Cara Prof.ssa Pellegrino, giustamente lei parla di risolvere il tutto attraverso la didattica, ma quante volte invece, parlando con insegnanti o pediatri, risulti che gli stessi genitori siano spesso in difficoltà e pertanto deleghino totalmente la responsabilità educativa alla scuola o alle istituzioni? Quante volte il Dr. Nico Sciolla della Fimp Piemonte, per esempio, ha sottolineato, nei suoi numerosi interventi, l’importanza del coinvolgimento delle figure genitoriali in tale senso? Se il problema fosse unicamente nella didattica, semplicemente si potrebbe migliorare la didattica e tutto sarebbe meglio, ma siamo sicuri che sia sufficiente e fattibile? (la realtà purtroppo, e lo si evince dalle testate giornalistiche e dai media, la scuola, come ogni altro ambito istituzionale, è di fronte ad una profonda crisi finanziaria, pertanto si sente sempre più parlare di classi pollaio, di blocco delle assunzioni, di precariato e di una non adeguata formazione degli insegnanti).

Quanti medici invece sostengono che un’alimentazione ricca di zuccheri semplici e grassi idrogenati ma povera di fibre e vitamine, sia la causa di un accentuato metabolismo e che, oltre a creare potenziali problematiche in età adulta, possa influire negativamente sulla concentrazione e sull’attenzione del bambino?
E ancora, il giornalista Luca Poma, coordinatore nazionale dell’organizzazione “Giù le mani dai bambini”, ha più volte reso noto che infezioni delle alte vie aeree, non diagnosticate, si traducano in una carenza di attenzione e ipercinesia del bambino.
E quindi?

Quindi potrei umilmente affermare che, come più volte il prof Cavicchi ha sottolineato, essendo la problematica complessa, ed è giusto che lo sia visto che si parla di una realtà complessa, non si può semplicemente semplificare e banalizzare individuando l’origine del male e attribuendogli tutta la responsabilità, perché vorrebbe dire negare la realtà in quanto tale. Semplificare non farebbe altro che complessificare, cioè rendere ancora più difficile e intricata la situazione. Adottare un atteggiamento riduzionista, con tutto ciò che ne consegue, determinerebbe un allontanamento dai bisogni del bambino, si delegherebbero le responsabilità degli attori alle istituzioni o ad una diagnosi, o ad altre cause, senza ovviamente rispondere a tali bisogni espressi o meno.

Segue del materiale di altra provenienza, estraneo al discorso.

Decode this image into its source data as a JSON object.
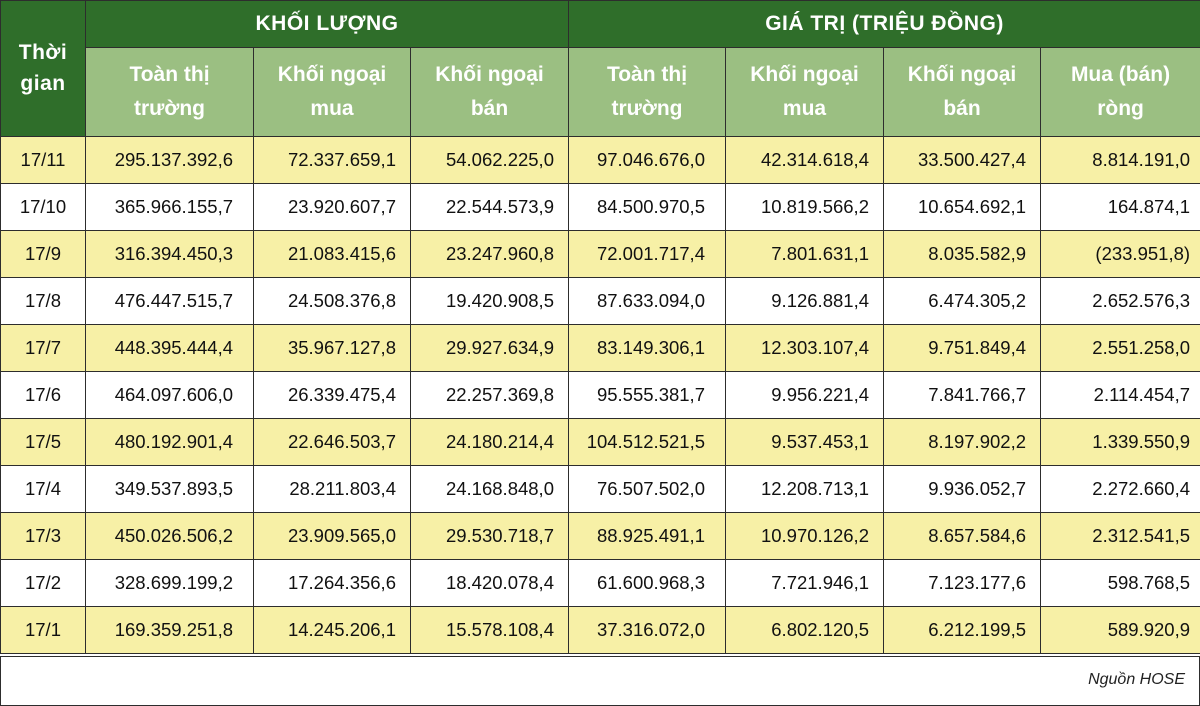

Può un farmaco o una diagnosi o una didattica specifica realmente aiutare? In parte sì, teniamo presente che esistono dei bambini che effettivamente mostrano delle anomalie a livello neuronale, ma gli altri invece? Quanta importanza diamo invece ai determinanti di salute: Il bambino ha la possibilità di giocare immerso nella natura? Fa attività fisica regolare? Segue un’alimentazione adeguata alla sua età? Quante ore dorme?

Pare quindi che per i bambini affetti realmente da un disturbo di tipo recettoriale o neuro-trasmettitoriale (un 4%?) la soluzione migliore sia l’utilizzo del farmaco, ma non solo! Il Dr. Benedetto Vitiello, psichiatra a Bethesda, in seguito ad uno studio da lui condotto negli Stati Uniti, aveva notato che spesso una terapia farmacologica associata ad una terapia comportamentale, davano ottimi risultati (e aggiungerei con una didattica adeguata).
Ma, ripeto, quanti sono realmente i bambini affetti da tale problema?